Professor Andrew Spencer, haematologist at the Alfred Hospital and representing the Myeloma and Related Diseases Registry, said “We consider ourselves a first world nation, yet we have second world nation access to drugs. That’s exemplified by the fact that for the past 14 years, until the start of this year, there were only two classes of drugs available to treat myeloma.

“In that timeframe, half a dozen other drugs have been approved in other first world countries with different mechanisms of action to treat myeloma, but not in Australia. We now have a new drug available to us, the first new one in 13 years yet the paradigm for its utilisation in combination with another drug that we’ve been afforded is the cheapest and most toxic combination.

“It seems to me that this approach from the PBAC is being driven by accountants. The modelling is based on cost thresholds that are 30 – 40 years out of date. It’s not being driven by people that actually are looking at the evidence and saying what is the best option for these patients.

“The result is that it took five years to get this recent drug approved. There are several drugs where the pharma companies don’t even bother trying to get reimbursed in Australia because it’s a waste of their time.

“The process is failing on so many levels. Unless we change, we are going to fall further and further behind in terms of drugs and therapies for cancer,” he said.

There is also a need to review and co-create HTA related materials for patients to ensure they are fit for purpose. For example, on the current PBS website, there is a tab for clinicians and industry but no tab for patients. Given the complexity of submissions, a detailed summary template could be co-developed with patients ensuring it’s written in consumer language, similar to the processes in Scotland.

The Chair of the Committee, Mr Trent Zimmerman MP, enquired whether there is a perception that some of the sponsor companies like to ‘use’ patient advocacy groups to their own commercial advantage.

“We need to ensure that the voice of the patient organisations is heard, but we need to ensure that we’re not just there as the mouthpiece of the pharmaceutical company. The challenging part is not having any idea of what is included in the sponsor submission and so flying blind when making a submission,” noted Ms MacKechnie.

The Deputy Chair of the Committee, Dr Mike Freelander MP, noted that the current HTA process doesn’t include the ‘family voice’ in any of the decision-making processes.

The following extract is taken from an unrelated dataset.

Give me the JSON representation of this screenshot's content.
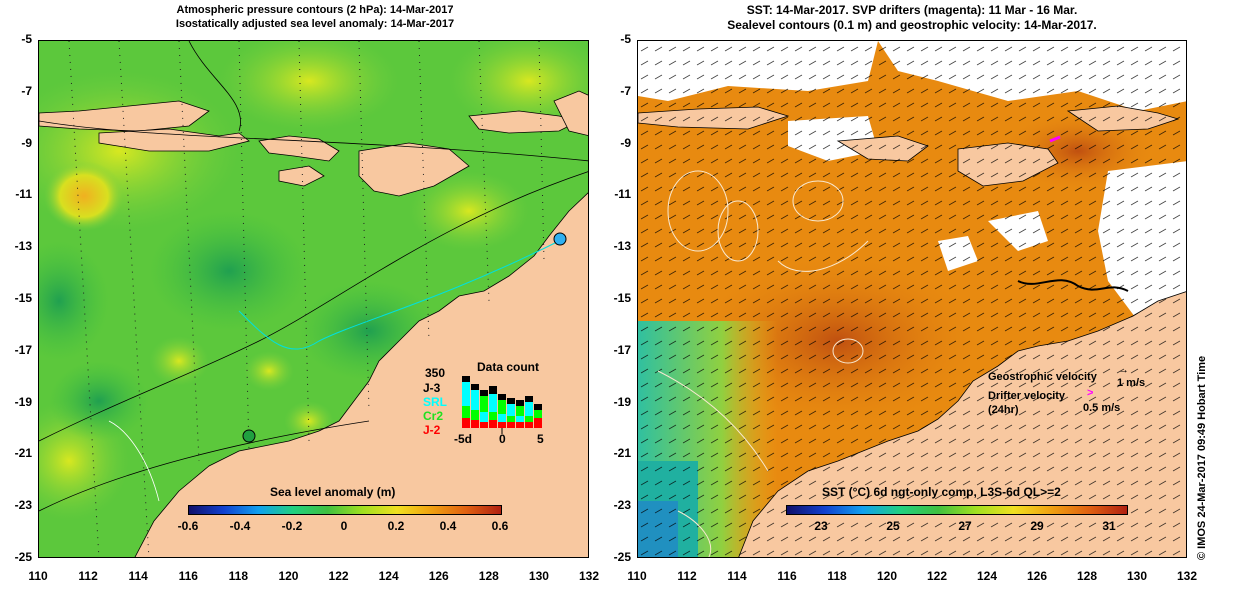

A targeted consultation during the HTA processes may be beneficial as families are almost as directly impacted by their loved one living with the condition, as the person living with the condition.

Health policies and programs are strongest when they are co-designed with the people that aim to benefit from these recommendations. Optimal patient involvement will strengthen the effectiveness of consumer engagement in the HTA process, which is critical to delivering timely and considered access to novel medicines and medical technologies.